# Network Interface: Make Graph Object

In [1]:
import re, json
import pandas as pd
import numpy as np
import networkx as nx
from networkx.readwrite import json_graph
from networkx.algorithms import community
from operator import itemgetter
from json import JSONEncoder

# Declare directory location to shorten filepaths later.
abs_dir = "/Users/quinn.wi/Documents/SemanticData/"

## Create Network Graph

In [2]:
%%time

# Read in nodes and edges.
nodes = pd.read_csv(abs_dir + "Output/Graphs/JQA_Network_mergedEntities-correlation/nodes.csv",
                    sep = ',')

edges = pd.read_csv(abs_dir + "Output/Graphs/JQA_Network_mergedEntities-correlation/links.csv",
                    sep = ',')


# Create dictionary to map values to codes.
nodes_dictionary = nodes['label'].to_dict()
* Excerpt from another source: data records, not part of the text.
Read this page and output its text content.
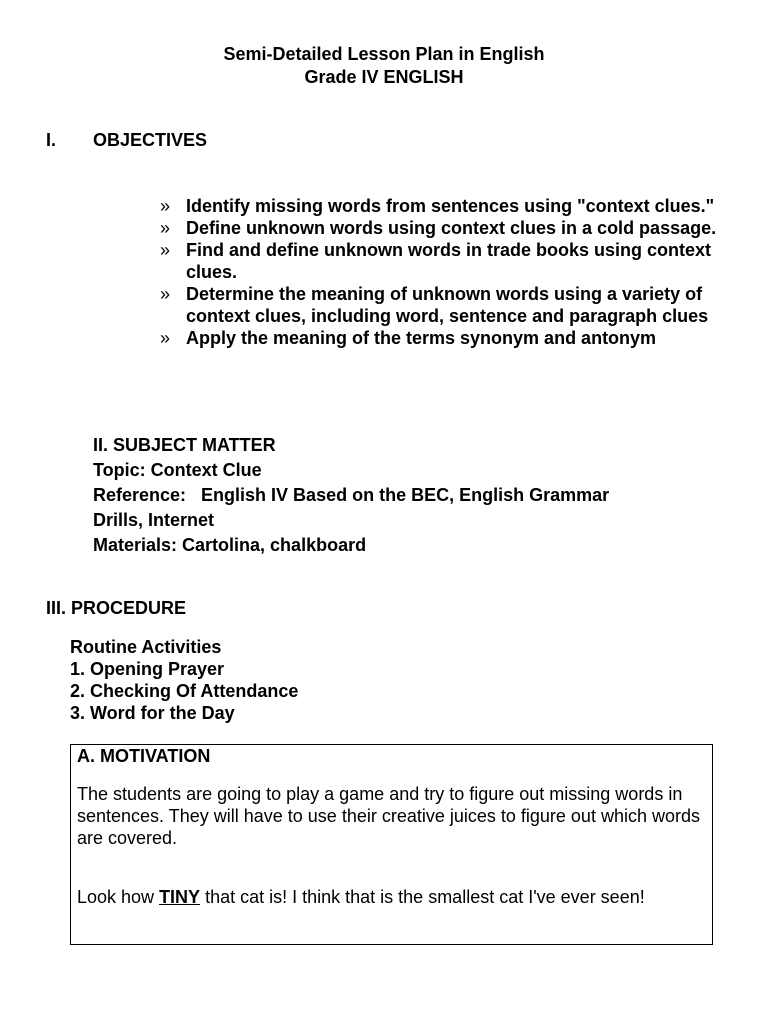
Semi-Detailed Lesson Plan in English
Grade IV ENGLISH
I. OBJECTIVES
» Identify missing words from sentences using "context clues."
» Define unknown words using context clues in a cold passage.
» Find and define unknown words in trade books using context clues.
» Determine the meaning of unknown words using a variety of context clues, including word, sentence and paragraph clues
» Apply the meaning of the terms synonym and antonym
II. SUBJECT MATTER
Topic: Context Clue
Reference:   English IV Based on the BEC, English Grammar
Drills, Internet
Materials: Cartolina, chalkboard
III. PROCEDURE
Routine Activities
1. Opening Prayer
2. Checking Of Attendance
3. Word for the Day
A. MOTIVATION
The students are going to play a game and try to figure out missing words in sentences. They will have to use their creative juices to figure out which words are covered.
Look how TINY that cat is! I think that is the smallest cat I've ever seen!
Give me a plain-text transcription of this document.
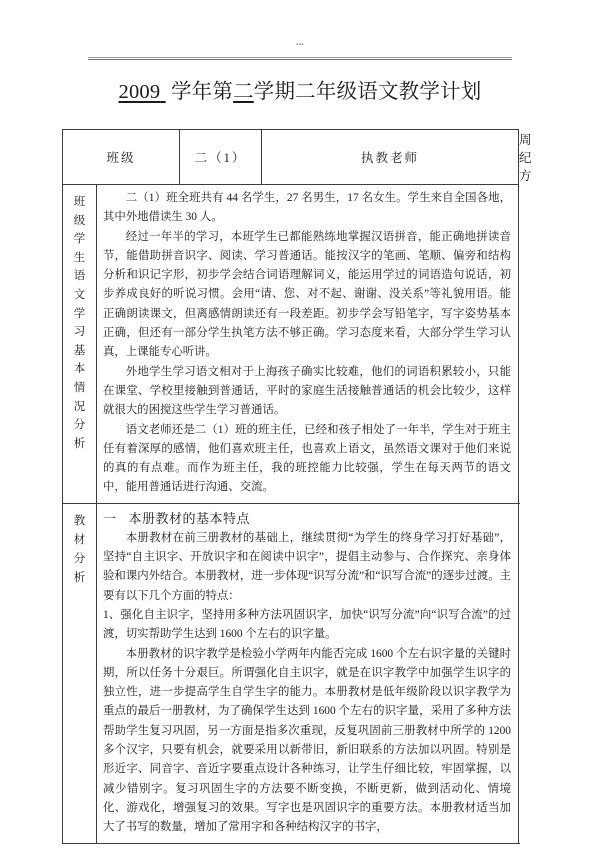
▪▪▪
2009  学年第二学期二年级语文教学计划
班级		二（1）	执教老师	周纪方

班级学生语文学习基本情况分析	二（1）班全班共有 44 名学生，27 名男生，17 名女生。学生来自全国各地，其中外地借读生 30 人。

经过一年半的学习，本班学生已都能熟练地掌握汉语拼音，能正确地拼读音节，能借助拼音识字、阅读、学习普通话。能按汉字的笔画、笔顺、偏旁和结构分析和识记字形，初步学会结合词语理解词义，能运用学过的词语造句说话，初步养成良好的听说习惯。会用“请、您、对不起、谢谢、没关系”等礼貌用语。能正确朗读课文，但离感情朗读还有一段差距。初步学会写铅笔字，写字姿势基本正确，但还有一部分学生执笔方法不够正确。学习态度来看，大部分学生学习认真，上课能专心听讲。

外地学生学习语文相对于上海孩子确实比较难，他们的词语积累较小，只能在课堂、学校里接触到普通话，平时的家庭生活接触普通话的机会比较少，这样就很大的困搅这些学生学习普通话。

语文老师还是二（1）班的班主任，已经和孩子相处了一年半，学生对于班主任有着深厚的感情，他们喜欢班主任，也喜欢上语文，虽然语文课对于他们来说的真的有点难。而作为班主任，我的班控能力比较强，学生在每天两节的语文中，能用普通话进行沟通、交流。			

教材分析	一 本册教材的基本特点

本册教材在前三册教材的基础上，继续贯彻“为学生的终身学习打好基础”，坚持“自主识字、开放识字和在阅读中识字”，提倡主动参与、合作探究、亲身体验和课内外结合。本册教材，进一步体现“识写分流”和“识写合流”的逐步过渡。主要有以下几个方面的特点：

1、强化自主识字，坚持用多种方法巩固识字，加快“识写分流”向“识写合流”的过渡，切实帮助学生达到 1600 个左右的识字量。

本册教材的识字教学是检验小学两年内能否完成 1600 个左右识字量的关键时期，所以任务十分艰巨。所谓强化自主识字，就是在识字教学中加强学生识字的独立性，进一步提高学生自学生字的能力。本册教材是低年级阶段以识字教学为重点的最后一册教材，为了确保学生达到 1600 个左右的识字量，采用了多种方法帮助学生复习巩固，另一方面是指多次重现，反复巩固前三册教材中所学的 1200 多个汉字，只要有机会，就要采用以新带旧，新旧联系的方法加以巩固。特别是形近字、同音字、音近字要重点设计各种练习，让学生仔细比较，牢固掌握，以减少错别字。复习巩固生字的方法要不断变换，不断更新，做到活动化、情境化、游戏化，增强复习的效果。写字也是巩固识字的重要方法。本册教材适当加大了书写的数量，增加了常用字和各种结构汉字的书字，			
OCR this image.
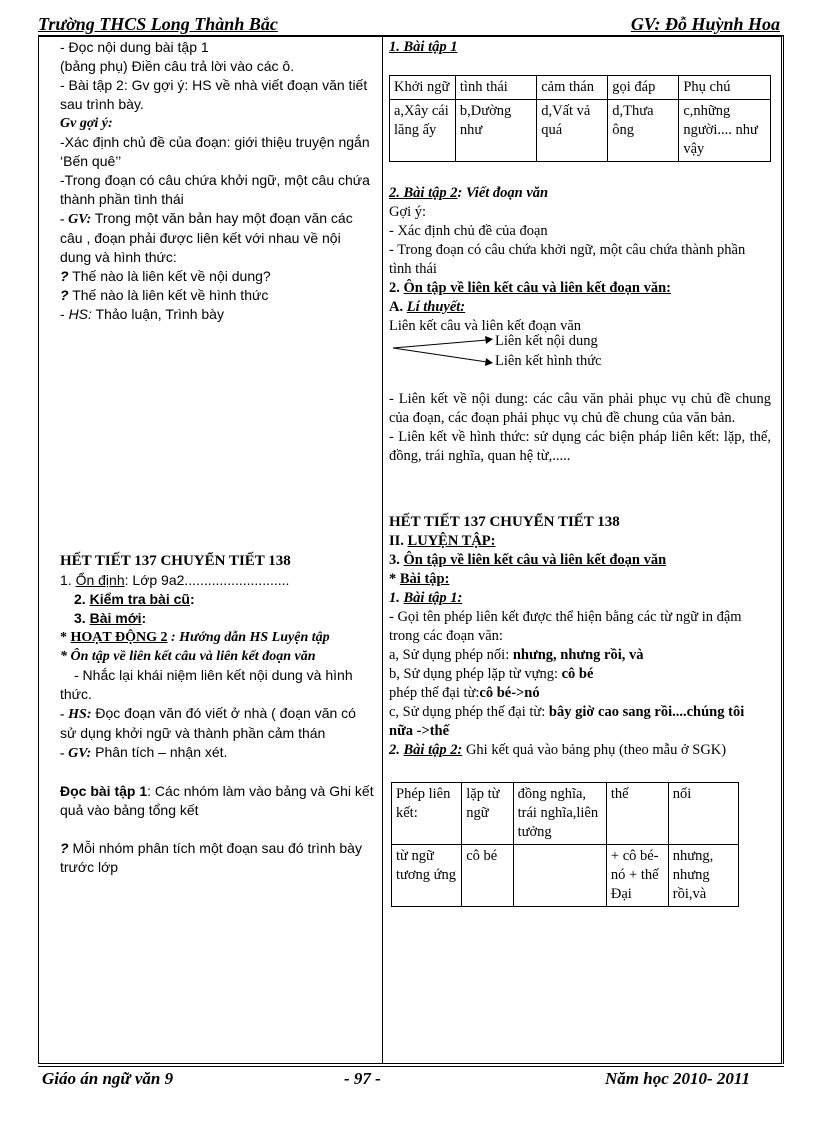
Trường THCS Long Thành Bắc	GV: Đỗ Huỳnh Hoa

- Đọc nội dung bài tập 1

(bảng phụ) Điền câu trả lời vào các ô.

- Bài tập 2: Gv gợi ý: HS về nhà viết đoạn văn tiết sau trình bày.

Gv gợi ý:

-Xác định chủ đề của đoạn: giới thiệu truyện ngắn ‘Bến quê’’

-Trong đoạn có câu chứa khởi ngữ, một câu chứa thành phần tình thái

- GV: Trong một văn bản hay một đoạn văn các câu , đoạn phải được liên kết với nhau về nội dung và hình thức:

? Thế nào là liên kết về nội dung?

? Thế nào là liên kết về hình thức

- HS: Thảo luận, Trình bày

HẾT TIẾT 137 CHUYỂN TIẾT 138

1. Ổn định: Lớp 9a2...........................

2. Kiểm tra bài cũ:

3. Bài mới:

* HOẠT ĐỘNG 2 : Hướng dẫn HS Luyện tập

* Ôn tập về liên kết câu và liên kết đoạn văn

- Nhắc lại khái niệm liên kết nội dung và hình thức.

- HS: Đọc đoạn văn đó viết ở nhà ( đoạn văn có sử dụng khởi ngữ và thành phần cảm thán

- GV: Phân tích – nhận xét.

Đọc bài tập 1: Các nhóm làm vào bảng và Ghi kết quả vào bảng tổng kết

? Mỗi nhóm phân tích một đoạn sau đó trình bày trước lớp

1. Bài tập 1

Khởi ngữ	tình thái	cảm thán	gọi đáp	Phụ chú
a,Xây cái lăng ấy	b,Dường như	d,Vất vả quá	d,Thưa ông	c,những người.... như vậy

2. Bài tập 2: Viết đoạn văn

Gợi ý:

- Xác định chủ đề của đoạn

- Trong đoạn có câu chứa khởi ngữ, một câu chứa thành phần tình thái

2. Ôn tập về liên kết câu và liên kết đoạn văn:

A. Lí thuyết:

Liên kết câu và liên kết đoạn văn

Liên kết nội dung
Liên kết hình thức

- Liên kết về nội dung: các câu văn phải phục vụ chủ đề chung của đoạn, các đoạn phải phục vụ chủ đề chung của văn bản.

- Liên kết về hình thức: sử dụng các biện pháp liên kết: lặp, thế, đồng, trái nghĩa, quan hệ từ,.....

HẾT TIẾT 137 CHUYỂN TIẾT 138

II. LUYỆN TẬP:

3. Ôn tập về liên kết câu và liên kết đoạn văn

* Bài tập:

1. Bài tập 1:

- Gọi tên phép liên kết được thể hiện bằng các từ ngữ in đậm trong các đoạn văn:

a, Sử dụng phép nối: nhưng, nhưng rồi, và

b, Sử dụng phép lặp từ vựng: cô bé

phép thế đại từ:cô bé->nó

c, Sử dụng phép thế đại từ: bây giờ cao sang rồi....chúng tôi nữa ->thế

2. Bài tập 2: Ghi kết quả vào bảng phụ (theo mẫu ở SGK)

Phép liên kết:	lặp từ ngữ	đồng nghĩa, trái nghĩa,liên tưởng	thế	nối
từ ngữ tương ứng	cô bé		+ cô bé-nó + thế Đại	nhưng, nhưng rồi,và
Giáo án ngữ văn 9	- 97 -	Năm học 2010- 2011
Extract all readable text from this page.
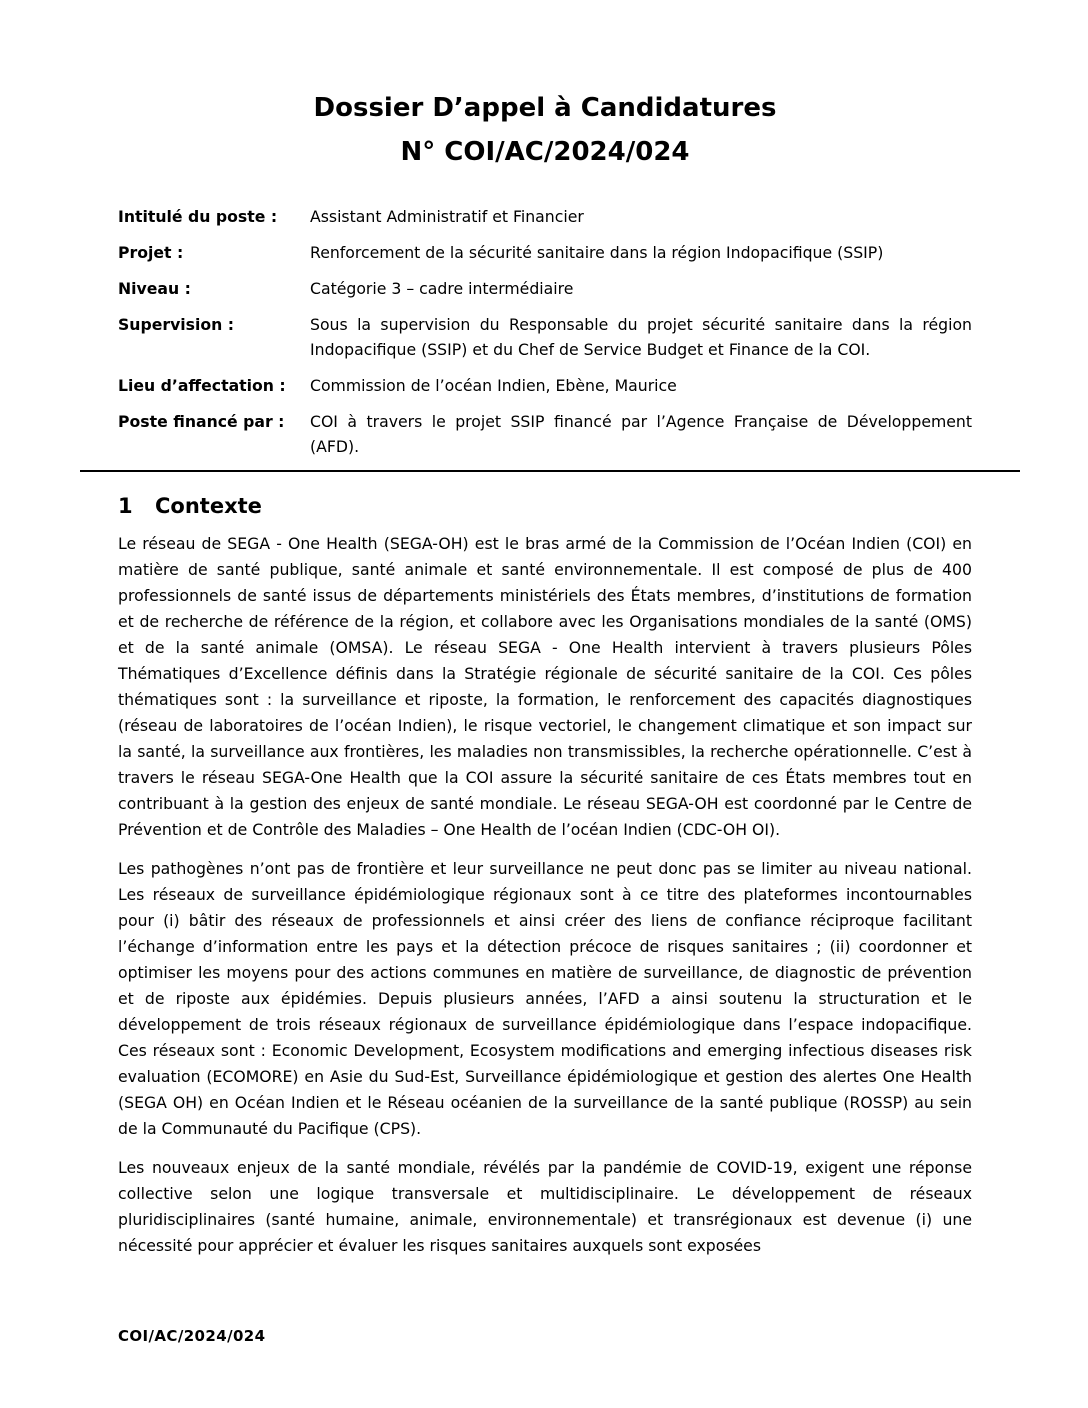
Dossier D’appel à Candidatures
N° COI/AC/2024/024
Intitulé du poste :	Assistant Administratif et Financier
Projet :	Renforcement de la sécurité sanitaire dans la région Indopacifique (SSIP)
Niveau :	Catégorie 3 – cadre intermédiaire
Supervision :	Sous la supervision du Responsable du projet sécurité sanitaire dans la région Indopacifique (SSIP) et du Chef de Service Budget et Finance de la COI.
Lieu d’affectation :	Commission de l’océan Indien, Ebène, Maurice
Poste financé par :	COI à travers le projet SSIP financé par l’Agence Française de Développement (AFD).
1 Contexte

Le réseau de SEGA - One Health (SEGA-OH) est le bras armé de la Commission de l’Océan Indien (COI) en matière de santé publique, santé animale et santé environnementale. Il est composé de plus de 400 professionnels de santé issus de départements ministériels des États membres, d’institutions de formation et de recherche de référence de la région, et collabore avec les Organisations mondiales de la santé (OMS) et de la santé animale (OMSA). Le réseau SEGA - One Health intervient à travers plusieurs Pôles Thématiques d’Excellence définis dans la Stratégie régionale de sécurité sanitaire de la COI. Ces pôles thématiques sont : la surveillance et riposte, la formation, le renforcement des capacités diagnostiques (réseau de laboratoires de l’océan Indien), le risque vectoriel, le changement climatique et son impact sur la santé, la surveillance aux frontières, les maladies non transmissibles, la recherche opérationnelle. C’est à travers le réseau SEGA-One Health que la COI assure la sécurité sanitaire de ces États membres tout en contribuant à la gestion des enjeux de santé mondiale. Le réseau SEGA-OH est coordonné par le Centre de Prévention et de Contrôle des Maladies – One Health de l’océan Indien (CDC-OH OI).

Les pathogènes n’ont pas de frontière et leur surveillance ne peut donc pas se limiter au niveau national. Les réseaux de surveillance épidémiologique régionaux sont à ce titre des plateformes incontournables pour (i) bâtir des réseaux de professionnels et ainsi créer des liens de confiance réciproque facilitant l’échange d’information entre les pays et la détection précoce de risques sanitaires ; (ii) coordonner et optimiser les moyens pour des actions communes en matière de surveillance, de diagnostic de prévention et de riposte aux épidémies. Depuis plusieurs années, l’AFD a ainsi soutenu la structuration et le développement de trois réseaux régionaux de surveillance épidémiologique dans l’espace indopacifique. Ces réseaux sont : Economic Development, Ecosystem modifications and emerging infectious diseases risk evaluation (ECOMORE) en Asie du Sud-Est, Surveillance épidémiologique et gestion des alertes One Health (SEGA OH) en Océan Indien et le Réseau océanien de la surveillance de la santé publique (ROSSP) au sein de la Communauté du Pacifique (CPS).

Les nouveaux enjeux de la santé mondiale, révélés par la pandémie de COVID-19, exigent une réponse collective selon une logique transversale et multidisciplinaire. Le développement de réseaux pluridisciplinaires (santé humaine, animale, environnementale) et transrégionaux est devenue (i) une nécessité pour apprécier et évaluer les risques sanitaires auxquels sont exposées

COI/AC/2024/024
# Map labels back onto source and target.
edges = edges.replace({'source':nodes_dictionary, 'target':nodes_dictionary})

# Convert edges dataframe to edges tuple (compatible with graph object below).
edges = [tuple(x) for x in edges[['source', 'target']].to_numpy()]

# Initialize graph object.
G = nx.Graph()

# Add nodes and edges to graph object.
G.add_nodes_from(nodes['label'])
G.add_edges_from(edges)

# Add node attributes.
nx.set_node_attributes(G, pd.Series(nodes['ner_label'].values.tolist(),
                                    index=nodes['label']).to_dict(), 'ner_label')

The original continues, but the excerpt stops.